J’y vais tous les matins sur une petite barque, je rame à mains nues, je râle, je peste, je tourne en rond, et je profite du moindre mot comme d’un cadeau gagné de haute lutte !
Alice Butaud : Le mythe qui t’inspire le plus ? Et pourquoi ?
Isabelle Pandazopoulos : J’aime Dyonysos, le dieu de la fête et du vin. Parce qu’il a une histoire d’enfant pas aimé, haï par Héra, obligé de se métamorphoser sans cesse pour échapper à sa violence. Parce que c’est un dieu généreux, joyeux, transgressif… qui en plus est éperdument amoureux d’Ariane, la plus intrépide des héroïnes à mes yeux !
Alice Butaud : Y a-t-il un livre impossible que tu rêves d’écrire ?
Isabelle Pandazopoulos : En ce moment, j’ai envie d’essayer d’écrire l’histoire d’Héra. Parce que c’est un défi de faire de cette déesse réputée haineuse et vengeresse, une femme héroïque. Ça me semble impossible de permettre l’identification avec elle, parce qu’elle est tellement cruelle, jalouse, manipulatrice, etc. Et pourtant à chaque fois que j’en parle avec des jeunes, ils trouvent tous que ce serait super…

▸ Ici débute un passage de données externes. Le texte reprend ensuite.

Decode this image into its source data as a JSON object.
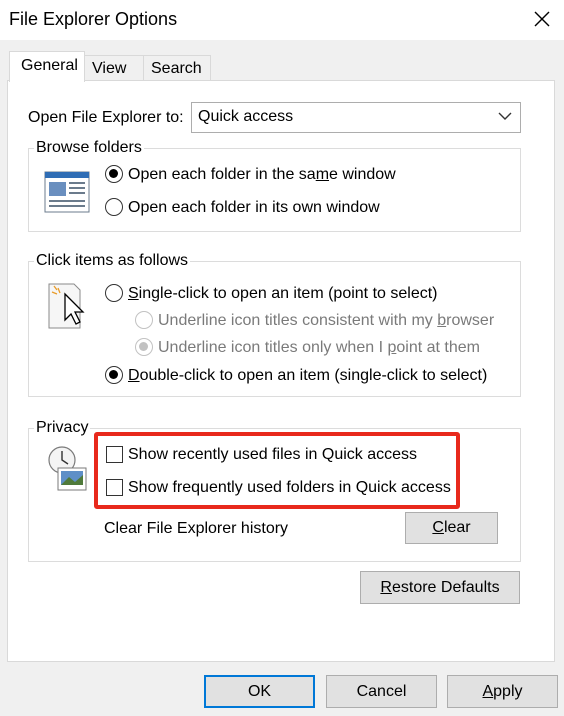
{
  "window": {
    "title": "File Explorer Options"
  },
  "tabs": [
    {
      "label": "General"
    },
    {
      "label": "View"
    },
    {
      "label": "Search"
    }
  ],
  "general": {
    "open_to_label": "Open File Explorer to:",
    "open_to_value": "Quick access",
    "browse_folders": {
      "title": "Browse folders",
      "same_window": "Open each folder in the same window",
      "own_window": "Open each folder in its own window",
      "selected": "same_window"
    },
    "click_items": {
      "title": "Click items as follows",
      "single_click": "Single-click to open an item (point to select)",
      "underline_browser": "Underline icon titles consistent with my browser",
      "underline_point": "Underline icon titles only when I point at them",
      "double_click": "Double-click to open an item (single-click to select)",
      "selected": "double_click"
    },
    "privacy": {
      "title": "Privacy",
      "show_recent_files": "Show recently used files in Quick access",
      "show_frequent_folders": "Show frequently used folders in Quick access",
      "show_recent_files_checked": false,
      "show_frequent_folders_checked": false,
      "clear_history_label": "Clear File Explorer history",
      "clear_button": "Clear",
      "highlight_color": "#e8291c"
    },
    "restore_defaults": "Restore Defaults"
  },
  "footer": {
    "ok": "OK",
    "cancel": "Cancel",
    "apply": "Apply"
  },
  "icons": {
    "close": "close-icon",
    "dropdown": "chevron-down-icon",
    "browse": "window-icon",
    "click": "pointer-icon",
    "privacy": "clock-picture-icon"
  },
  "colors": {
    "accent": "#0078d7",
    "highlight": "#e8291c"
  }
}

Alice Butaud : En quelques mots, de quoi est composé le dictionnaire Pandazopoulien ? Un mot que tu as inventé ?
Isabelle Pandazopoulos : Butaldesque.
Alice Butaud : Un mot qui te fait rire ?
Isabelle Pandazopoulos : Plume.
Alice Butaud : Un mot qui te dégoûte ?
Isabelle Pandazopoulos : Guerre.
Alice Butaud : Le mot le plus beau ?
Isabelle Pandazopoulos : Livre — Insolence — Résistance — Liberté — Révolte — Colère — ENSEMBLE…
Alice Butaud : Le plus laid
Isabelle Pandazopoulos : Pédoncule.
Alice Butaud : ton mot TOC ?
Isabelle Pandazopoulos : Autrice.
Isabelle Pandazopoulos : En retour, Alice, je voudrais savoir… Qu’est-ce qui t’a pris de me poser des questions ?
Alice Butaud : C’est le jeu !
Isabelle Pandazopoulos : Est-ce que la colère te donne des idées pour écrire ?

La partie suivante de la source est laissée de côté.